Zum einen geht es um den Abbau von Rohstoffen, die für die Herstellung von Handys und anderen Geräten gebraucht werden, wie zum Beispiel Lithium oder Kobalt. Dabei wird vor allem in ärmeren Ländern des globalen Südens massiv die Natur zerstört und Menschen, auch Kinder, arbeiten häufig unter grausamen Bedingungen. Außerdem wird jede Menge Energie verbraucht, um die abgebauten Rohstoffe zu Geräten zu verarbeiten. Und letztlich fallen auch beim Betrieb der Geräte Energiekosten an.
Aber wie groß ist das Problem mit dem steigenden Energiebedarf wirklich? Stimmt die Behauptung: "Streamen ist das neue Fliegen"?

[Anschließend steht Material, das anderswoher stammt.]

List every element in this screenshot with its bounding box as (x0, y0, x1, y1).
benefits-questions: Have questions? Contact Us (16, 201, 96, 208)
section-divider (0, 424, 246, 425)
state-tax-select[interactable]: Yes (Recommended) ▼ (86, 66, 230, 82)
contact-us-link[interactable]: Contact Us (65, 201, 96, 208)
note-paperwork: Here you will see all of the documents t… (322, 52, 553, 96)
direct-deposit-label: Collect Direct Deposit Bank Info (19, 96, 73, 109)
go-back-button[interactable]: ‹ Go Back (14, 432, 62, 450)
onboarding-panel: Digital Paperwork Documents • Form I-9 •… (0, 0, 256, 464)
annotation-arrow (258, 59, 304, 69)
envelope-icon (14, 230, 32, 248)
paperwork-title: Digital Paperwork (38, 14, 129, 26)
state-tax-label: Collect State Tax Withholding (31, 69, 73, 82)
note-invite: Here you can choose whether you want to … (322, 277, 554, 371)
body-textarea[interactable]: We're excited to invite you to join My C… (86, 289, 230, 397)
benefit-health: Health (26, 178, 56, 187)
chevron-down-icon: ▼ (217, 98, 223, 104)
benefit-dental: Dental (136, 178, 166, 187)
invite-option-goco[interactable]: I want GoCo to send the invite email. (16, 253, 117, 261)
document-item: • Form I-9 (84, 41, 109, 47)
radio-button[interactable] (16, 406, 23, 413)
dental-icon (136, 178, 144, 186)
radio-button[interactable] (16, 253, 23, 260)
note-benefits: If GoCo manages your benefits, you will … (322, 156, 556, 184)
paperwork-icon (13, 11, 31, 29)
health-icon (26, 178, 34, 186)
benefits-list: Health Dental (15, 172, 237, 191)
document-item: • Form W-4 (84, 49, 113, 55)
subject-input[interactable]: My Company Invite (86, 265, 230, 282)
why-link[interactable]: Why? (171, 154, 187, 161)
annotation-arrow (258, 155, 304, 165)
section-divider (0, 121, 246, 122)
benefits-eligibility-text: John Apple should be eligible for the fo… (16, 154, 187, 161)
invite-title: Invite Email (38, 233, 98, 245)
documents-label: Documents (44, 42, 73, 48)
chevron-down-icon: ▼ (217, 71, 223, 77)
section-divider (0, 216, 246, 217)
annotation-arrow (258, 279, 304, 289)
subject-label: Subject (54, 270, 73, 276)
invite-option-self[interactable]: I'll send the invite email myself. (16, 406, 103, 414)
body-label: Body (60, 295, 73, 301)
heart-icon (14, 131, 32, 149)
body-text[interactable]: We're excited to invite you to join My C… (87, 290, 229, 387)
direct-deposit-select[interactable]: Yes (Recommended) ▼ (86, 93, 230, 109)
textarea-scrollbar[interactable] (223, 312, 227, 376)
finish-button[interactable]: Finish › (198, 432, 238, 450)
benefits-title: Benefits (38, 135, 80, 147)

Wir haben vom Öko-Institut abschätzen lassen, welchen CO2-Fußabdruck wir durch unseren digitalen Alltag hinterlassen. Pro Person kommen im Schnitt 740 Kilogramm Treibhausgase pro Jahr zusammen. Das entspricht der Klimawirkung eines Flugs von München nach Madrid und wieder zurück. Eine ganze Menge also.
Allerdings ist in dieser Rechnung nicht nur der Energieverbrauch fürs Streamen drin, sondern auch für die Herstellung von verschiedenen Geräten und für die Zeit, in der wie sie für andere Anwendungen als das Streamen nutzen. Insofern hinkt der Vergleich vom Streamen und Fliegen natürlich.
Das meiste CO2 fällt doch bei der Produktion von Geräten an. Spielt es da überhaupt eine Rolle, ob ich als Verbraucher*in weniger Playstation spiele oder einen energieeffizienteren Fernseher nutze?
Das stimmt. Am meisten CO2 spart, wer wenig neue Geräte kauft und diese noch dazu lange nutzt. Aber auch bei der Nutzung lassen sich jede Menge Treibhausgase sparen. Viele "smarte" Geräte sind zum Beispiel immer auf Abruf und ziehen so unbemerkt viel Energie. So können über 100 Euro zusätzlich an Stromkosten pro Jahr anfallen. Je kleiner außerdem der Bildschirm, auf dem wir ein Video anschauen, desto weniger Energie verbrauchen wir: bei uns zuhause und auch für die Übertragung von Daten beim Streamen. Denn je kleiner der Bildschirm, desto weniger Auflösung, also Daten, brauche ich für ein scharfes Bild.
Die Digitalisierung schreitet weltweit voran. Verschärft das die Klimakrise?
Das kommt darauf an, wie sie gestaltet wird. Digitalisierung ist ja nicht per se gut oder schlecht. Für eine nachhaltige Digitalisierung sind aber nicht nur wir als Nutzer*innen gefragt. Die Politik muss hier den richtigen Rahmen setzen. Das heißt zum Beispiel, dass durch gesetzliche Standards dafür gesorgt wird, dass Handy, Tablet und smarter Fernseher lange haltbar sind, leicht repariert werden können und wenig Energie verbrauchen. Oder dass beispielsweise bei der Verkehrsplanung gefragt wird: Wie kann die Digitalisierung dazu beitragen, dass Menschen ohne eigenes Auto von A nach B kommen? Statt die Digitalisierung nur dafür zu nutzen, dass es weniger Staus gibt.
[...] Rechenzentren sind im vergangenen Jahrzehnt wie Pilze aus dem Boden geschossen. Allein im Raum Frankfurt haben sich laut Borderstep Institut die Rechenkapazitäten im vergangenen Jahrzehnt vervierfacht. Für das Jahr 2021 wird eine weitere Steigerung um 25 Prozent erwartet. Gleichzeitig ist nur wenig über die genaue Anzahl, die genauen Standorte, geschweige denn den Energieverbrauch der Serverfarmen bekannt. Durch den mangelnden Überblick und die mangelhafte Regulierung verpuffen zum Beispiel Unmengen an Abwärme ungenutzt in die Luft, anstatt in die Wärmeversorgung der Region eingebunden zu werden. Hier gibt es politisch also noch viel zu tun!